Heim Nachricht Co-Creatorin von Dragon Age bietet EA einige Ratschläge: Folgen Sie Baldur's Gate 3-Entwickler Larians Führung

Co-Creatorin von Dragon Age bietet EA einige Ratschläge: Folgen Sie Baldur's Gate 3-Entwickler Larians Führung

by Ethan Feb 23,2025

Ehemalige Entwickler von BioWare haben die Bewertung von Dragon Age durch EA kritisiert: die Underperformance des Veilguard und die anschließende Umstrukturierung von BioWare. Der CEO von EA, Andrew Wilson, führte das Versäumnis des Spiels auf einen Mangel an breiter Anziehungskraft zurück, was auf die Notwendigkeit von "Shared-World-Merkmalen und tieferen Engagements" hinwies, neben starken Erzählungen, um ein breiteres Publikum zu erreichen. Diese Aussage implizierte, dass die Einbeziehung von Multiplayer -Elementen den Umsatz gesteigert hätte.

Diese Interpretation wird jedoch von ehemaligen BioWare -Mitarbeitern bestritten.
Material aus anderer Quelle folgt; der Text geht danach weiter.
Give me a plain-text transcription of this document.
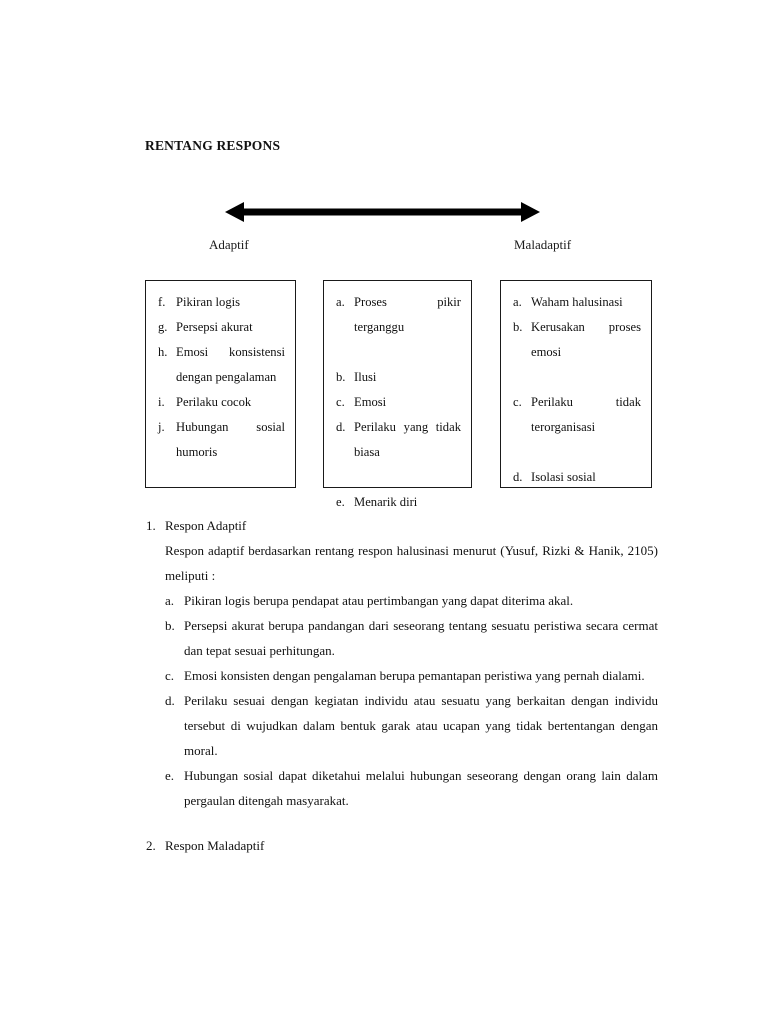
RENTANG RESPONS
Adaptif	Maladaptif
f. Pikiran logis
g. Persepsi akurat
h. Emosi konsistensi dengan pengalaman
i. Perilaku cocok
j. Hubungan sosial humoris
a. Proses pikir terganggu
b. Ilusi
c. Emosi
d. Perilaku yang tidak biasa
e. Menarik diri
a. Waham halusinasi
b. Kerusakan proses emosi
c. Perilaku tidak terorganisasi
d. Isolasi sosial
1. Respon Adaptif

Respon adaptif berdasarkan rentang respon halusinasi menurut (Yusuf, Rizki & Hanik, 2105) meliputi :

a. Pikiran logis berupa pendapat atau pertimbangan yang dapat diterima akal.
b. Persepsi akurat berupa pandangan dari seseorang tentang sesuatu peristiwa secara cermat dan tepat sesuai perhitungan.
c. Emosi konsisten dengan pengalaman berupa pemantapan peristiwa yang pernah dialami.
d. Perilaku sesuai dengan kegiatan individu atau sesuatu yang berkaitan dengan individu tersebut di wujudkan dalam bentuk garak atau ucapan yang tidak bertentangan dengan moral.
e. Hubungan sosial dapat diketahui melalui hubungan seseorang dengan orang lain dalam pergaulan ditengah masyarakat.
2. Respon Maladaptif
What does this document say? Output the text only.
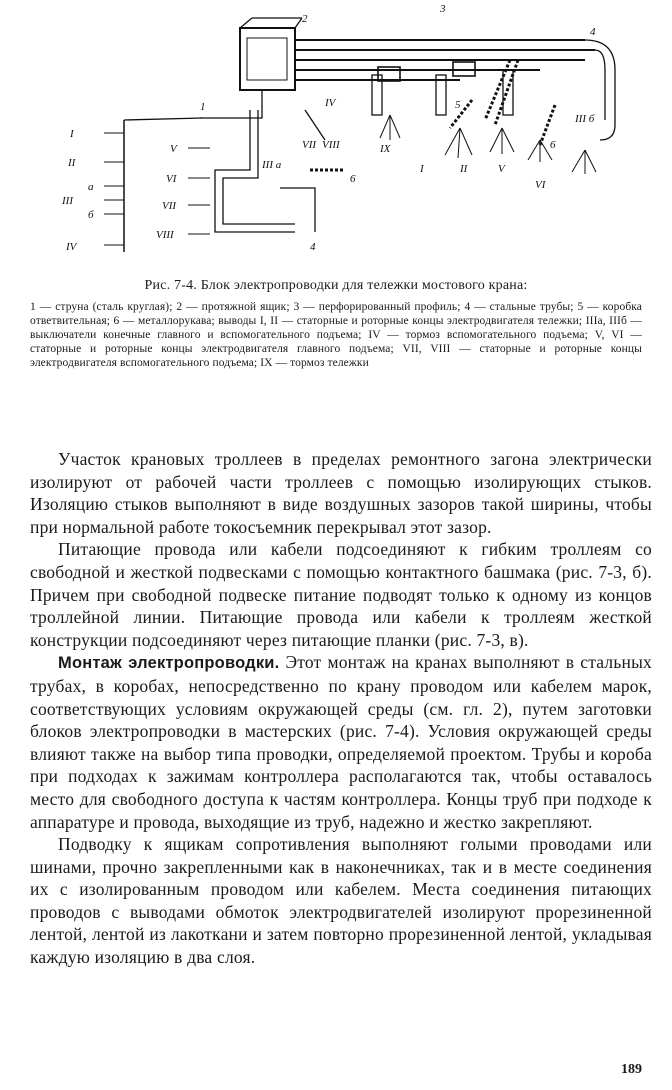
2
3
4
4
5
6
6
1
I
II
а
III
б
IV
V
VI
VII
VIII
IV
VII VIII
III а
IX
I	II	V
VI
III б
Рис. 7-4. Блок электропроводки для тележки мостового крана:
1 — струна (сталь круглая); 2 — протяжной ящик; 3 — перфорированный профиль; 4 — стальные трубы; 5 — коробка ответвительная; 6 — металлорукава; выводы I, II — статорные и роторные концы электродвигателя тележки; IIIа, IIIб — выключатели конечные главного и вспомогательного подъема; IV — тормоз вспомогательного подъема; V, VI — статорные и роторные концы электродвигателя главного подъема; VII, VIII — статорные и роторные концы электродвигателя вспомогательного подъема; IX — тормоз тележки

Участок крановых троллеев в пределах ремонтного загона электрически изолируют от рабочей части троллеев с помощью изолирующих стыков. Изоляцию стыков выполняют в виде воздушных зазоров такой ширины, чтобы при нормальной работе токосъемник перекрывал этот зазор.

Питающие провода или кабели подсоединяют к гибким троллеям со свободной и жесткой подвесками с помощью контактного башмака (рис. 7-3, б). Причем при свободной подвеске питание подводят только к одному из концов троллейной линии. Питающие провода или кабели к троллеям жесткой конструкции подсоединяют через питающие планки (рис. 7-3, в).

Монтаж электропроводки. Этот монтаж на кранах выполняют в стальных трубах, в коробах, непосредственно по крану проводом или кабелем марок, соответствующих условиям окружающей среды (см. гл. 2), путем заготовки блоков электропроводки в мастерских (рис. 7-4). Условия окружающей среды влияют также на выбор типа проводки, определяемой проектом. Трубы и короба при подходах к зажимам контроллера располагаются так, чтобы оставалось место для свободного доступа к частям контроллера. Концы труб при подходе к аппаратуре и провода, выходящие из труб, надежно и жестко закрепляют.

Подводку к ящикам сопротивления выполняют голыми проводами или шинами, прочно закрепленными как в наконечниках, так и в месте соединения их с изолированным проводом или кабелем. Места соединения питающих проводов с выводами обмоток электродвигателей изолируют прорезиненной лентой, лентой из лакоткани и затем повторно прорезиненной лентой, укладывая каждую изоляцию в два слоя.

189
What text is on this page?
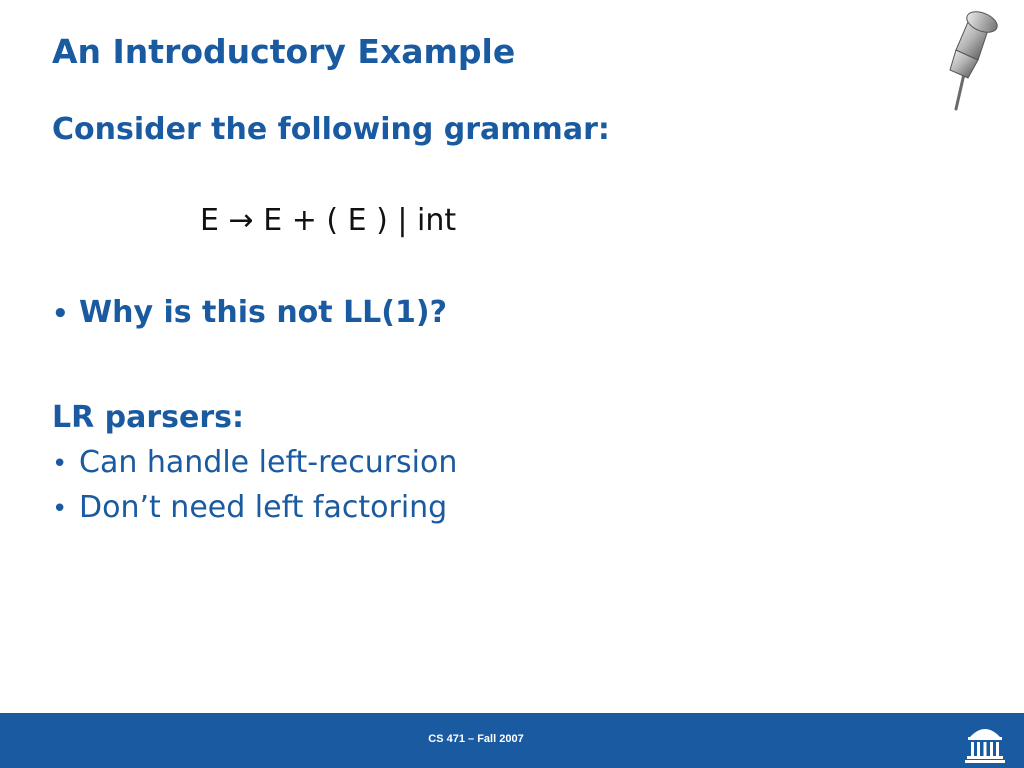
An Introductory Example
Consider the following grammar:
E → E + ( E ) | int
• Why is this not LL(1)?
LR parsers:
• Can handle left-recursion
• Don’t need left factoring
CS 471 – Fall 2007
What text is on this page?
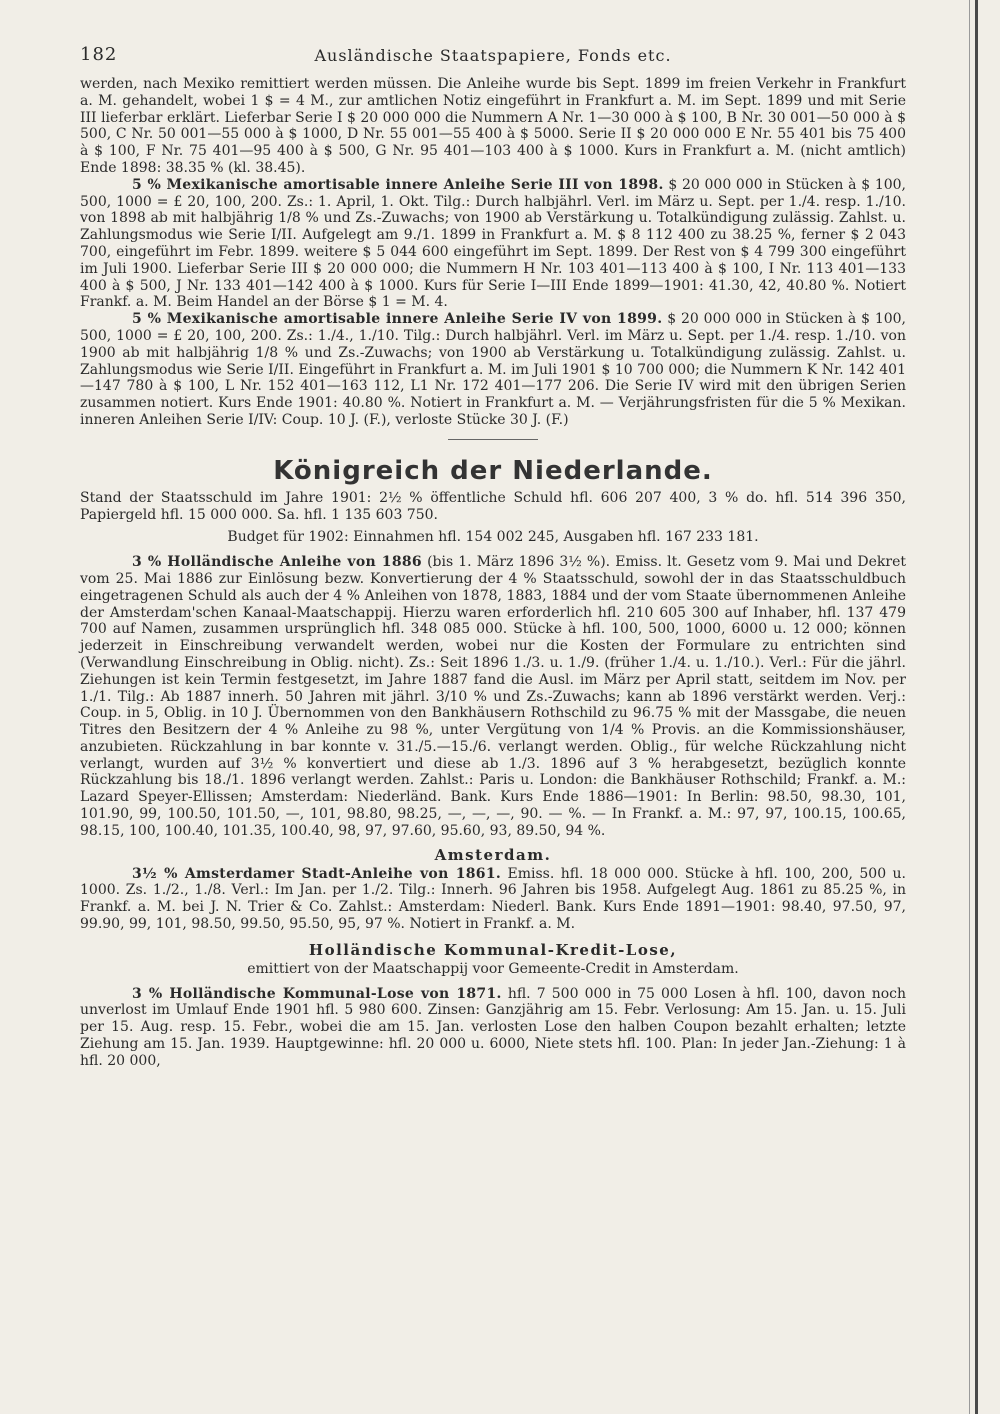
182	Ausländische Staatspapiere, Fonds etc.

werden, nach Mexiko remittiert werden müssen. Die Anleihe wurde bis Sept. 1899 im freien Verkehr in Frankfurt a. M. gehandelt, wobei 1 $ = 4 M., zur amtlichen Notiz eingeführt in Frankfurt a. M. im Sept. 1899 und mit Serie III lieferbar erklärt. Lieferbar Serie I $ 20 000 000 die Nummern A Nr. 1—30 000 à $ 100, B Nr. 30 001—50 000 à $ 500, C Nr. 50 001—55 000 à $ 1000, D Nr. 55 001—55 400 à $ 5000. Serie II $ 20 000 000 E Nr. 55 401 bis 75 400 à $ 100, F Nr. 75 401—95 400 à $ 500, G Nr. 95 401—103 400 à $ 1000. Kurs in Frankfurt a. M. (nicht amtlich) Ende 1898: 38.35 % (kl. 38.45).

5 % Mexikanische amortisable innere Anleihe Serie III von 1898. $ 20 000 000 in Stücken à $ 100, 500, 1000 = £ 20, 100, 200. Zs.: 1. April, 1. Okt. Tilg.: Durch halbjährl. Verl. im März u. Sept. per 1./4. resp. 1./10. von 1898 ab mit halbjährig 1/8 % und Zs.-Zuwachs; von 1900 ab Verstärkung u. Totalkündigung zulässig. Zahlst. u. Zahlungsmodus wie Serie I/II. Aufgelegt am 9./1. 1899 in Frankfurt a. M. $ 8 112 400 zu 38.25 %, ferner $ 2 043 700, eingeführt im Febr. 1899. weitere $ 5 044 600 eingeführt im Sept. 1899. Der Rest von $ 4 799 300 eingeführt im Juli 1900. Lieferbar Serie III $ 20 000 000; die Nummern H Nr. 103 401—113 400 à $ 100, I Nr. 113 401—133 400 à $ 500, J Nr. 133 401—142 400 à $ 1000. Kurs für Serie I—III Ende 1899—1901: 41.30, 42, 40.80 %. Notiert Frankf. a. M. Beim Handel an der Börse $ 1 = M. 4.

5 % Mexikanische amortisable innere Anleihe Serie IV von 1899. $ 20 000 000 in Stücken à $ 100, 500, 1000 = £ 20, 100, 200. Zs.: 1./4., 1./10. Tilg.: Durch halbjährl. Verl. im März u. Sept. per 1./4. resp. 1./10. von 1900 ab mit halbjährig 1/8 % und Zs.-Zuwachs; von 1900 ab Verstärkung u. Totalkündigung zulässig. Zahlst. u. Zahlungsmodus wie Serie I/II. Eingeführt in Frankfurt a. M. im Juli 1901 $ 10 700 000; die Nummern K Nr. 142 401—147 780 à $ 100, L Nr. 152 401—163 112, L1 Nr. 172 401—177 206. Die Serie IV wird mit den übrigen Serien zusammen notiert. Kurs Ende 1901: 40.80 %. Notiert in Frankfurt a. M. — Verjährungsfristen für die 5 % Mexikan. inneren Anleihen Serie I/IV: Coup. 10 J. (F.), verloste Stücke 30 J. (F.)

Königreich der Niederlande.

Stand der Staatsschuld im Jahre 1901: 2½ % öffentliche Schuld hfl. 606 207 400, 3 % do. hfl. 514 396 350, Papiergeld hfl. 15 000 000. Sa. hfl. 1 135 603 750.

Budget für 1902: Einnahmen hfl. 154 002 245, Ausgaben hfl. 167 233 181.

3 % Holländische Anleihe von 1886 (bis 1. März 1896 3½ %). Emiss. lt. Gesetz vom 9. Mai und Dekret vom 25. Mai 1886 zur Einlösung bezw. Konvertierung der 4 % Staatsschuld, sowohl der in das Staatsschuldbuch eingetragenen Schuld als auch der 4 % Anleihen von 1878, 1883, 1884 und der vom Staate übernommenen Anleihe der Amsterdam'schen Kanaal-Maatschappij. Hierzu waren erforderlich hfl. 210 605 300 auf Inhaber, hfl. 137 479 700 auf Namen, zusammen ursprünglich hfl. 348 085 000. Stücke à hfl. 100, 500, 1000, 6000 u. 12 000; können jederzeit in Einschreibung verwandelt werden, wobei nur die Kosten der Formulare zu entrichten sind (Verwandlung Einschreibung in Oblig. nicht). Zs.: Seit 1896 1./3. u. 1./9. (früher 1./4. u. 1./10.). Verl.: Für die jährl. Ziehungen ist kein Termin festgesetzt, im Jahre 1887 fand die Ausl. im März per April statt, seitdem im Nov. per 1./1. Tilg.: Ab 1887 innerh. 50 Jahren mit jährl. 3/10 % und Zs.-Zuwachs; kann ab 1896 verstärkt werden. Verj.: Coup. in 5, Oblig. in 10 J. Übernommen von den Bankhäusern Rothschild zu 96.75 % mit der Massgabe, die neuen Titres den Besitzern der 4 % Anleihe zu 98 %, unter Vergütung von 1/4 % Provis. an die Kommissionshäuser, anzubieten. Rückzahlung in bar konnte v. 31./5.—15./6. verlangt werden. Oblig., für welche Rückzahlung nicht verlangt, wurden auf 3½ % konvertiert und diese ab 1./3. 1896 auf 3 % herabgesetzt, bezüglich konnte Rückzahlung bis 18./1. 1896 verlangt werden. Zahlst.: Paris u. London: die Bankhäuser Rothschild; Frankf. a. M.: Lazard Speyer-Ellissen; Amsterdam: Niederländ. Bank. Kurs Ende 1886—1901: In Berlin: 98.50, 98.30, 101, 101.90, 99, 100.50, 101.50, —, 101, 98.80, 98.25, —, —, —, 90. — %. — In Frankf. a. M.: 97, 97, 100.15, 100.65, 98.15, 100, 100.40, 101.35, 100.40, 98, 97, 97.60, 95.60, 93, 89.50, 94 %.

Amsterdam.

3½ % Amsterdamer Stadt-Anleihe von 1861. Emiss. hfl. 18 000 000. Stücke à hfl. 100, 200, 500 u. 1000. Zs. 1./2., 1./8. Verl.: Im Jan. per 1./2. Tilg.: Innerh. 96 Jahren bis 1958. Aufgelegt Aug. 1861 zu 85.25 %, in Frankf. a. M. bei J. N. Trier & Co. Zahlst.: Amsterdam: Niederl. Bank. Kurs Ende 1891—1901: 98.40, 97.50, 97, 99.90, 99, 101, 98.50, 99.50, 95.50, 95, 97 %. Notiert in Frankf. a. M.

Holländische Kommunal-Kredit-Lose,

emittiert von der Maatschappij voor Gemeente-Credit in Amsterdam.

3 % Holländische Kommunal-Lose von 1871. hfl. 7 500 000 in 75 000 Losen à hfl. 100, davon noch unverlost im Umlauf Ende 1901 hfl. 5 980 600. Zinsen: Ganzjährig am 15. Febr. Verlosung: Am 15. Jan. u. 15. Juli per 15. Aug. resp. 15. Febr., wobei die am 15. Jan. verlosten Lose den halben Coupon bezahlt erhalten; letzte Ziehung am 15. Jan. 1939. Hauptgewinne: hfl. 20 000 u. 6000, Niete stets hfl. 100. Plan: In jeder Jan.-Ziehung: 1 à hfl. 20 000,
Die Entwicklung des Spiels wurde von einem geplanten Multiplayer-Erlebnis zu einem Einzelspieler-RPG erheblich verändert, eine Änderung, die angeblich von EA angetrieben wurde. David Gaider, ehemaliger Erzählvorgang in Dragon Age, argumentierte, dass die Schlussfolgerung von EA kurzsichtig und eigennützig sei, was darauf hindeutet, dass die Konzentration auf Live-Service-Elemente nicht das zentrale Thema sei. Er wies auf den Erfolg von Baldur's Gate 3, einem überwiegend Einzelspieler-Spiel mit optionalem Multiplayer, als Beweis dafür, dass der Einzelspieler-RPG-Markt nach wie vor stark ist und dass EA stattdessen die etablierten Stärken von Dragon Age nutzen sollte.

Mike Laidlaw, ehemaliger Kreativdirektor bei Dragon Age, drückte noch stärkerer Widerspruch aus und erklärte, er würde zurücktreten, wenn er unter Druck gesetzt würde, einen erfolgreichen Single-Player-IP in ein rein Mehrspielerspiel zu verwandeln. Er betonte den potenziellen Schaden einer solch drastischen Veränderung zu den Kernelementen, die die Fans schätzen.

Das Ergebnis dieser Ereignisse ist das offensichtliche Regal des Dragon Age -Franchise, wobei sich BioWare nun ausschließlich auf Mass Effect 5. CFO von EA, Stuart Canfield, konzentriert wurde, bestätigte die Umstrukturierung, die erhebliche Entlassungen umfasste, und betonte die Notwendigkeit, Ressourcen für Projekte mit den Projekten zuzuweisen mit dem höchstes Erfolgspotenzial auf dem sich entwickelnden Spielemarkt. Diese Entscheidung unterstreicht die Verschiebung der EA-Strategie und den wahrgenommenen verminderten Wert von Single-Player-narrativen Spielen innerhalb ihres aktuellen Portfolios.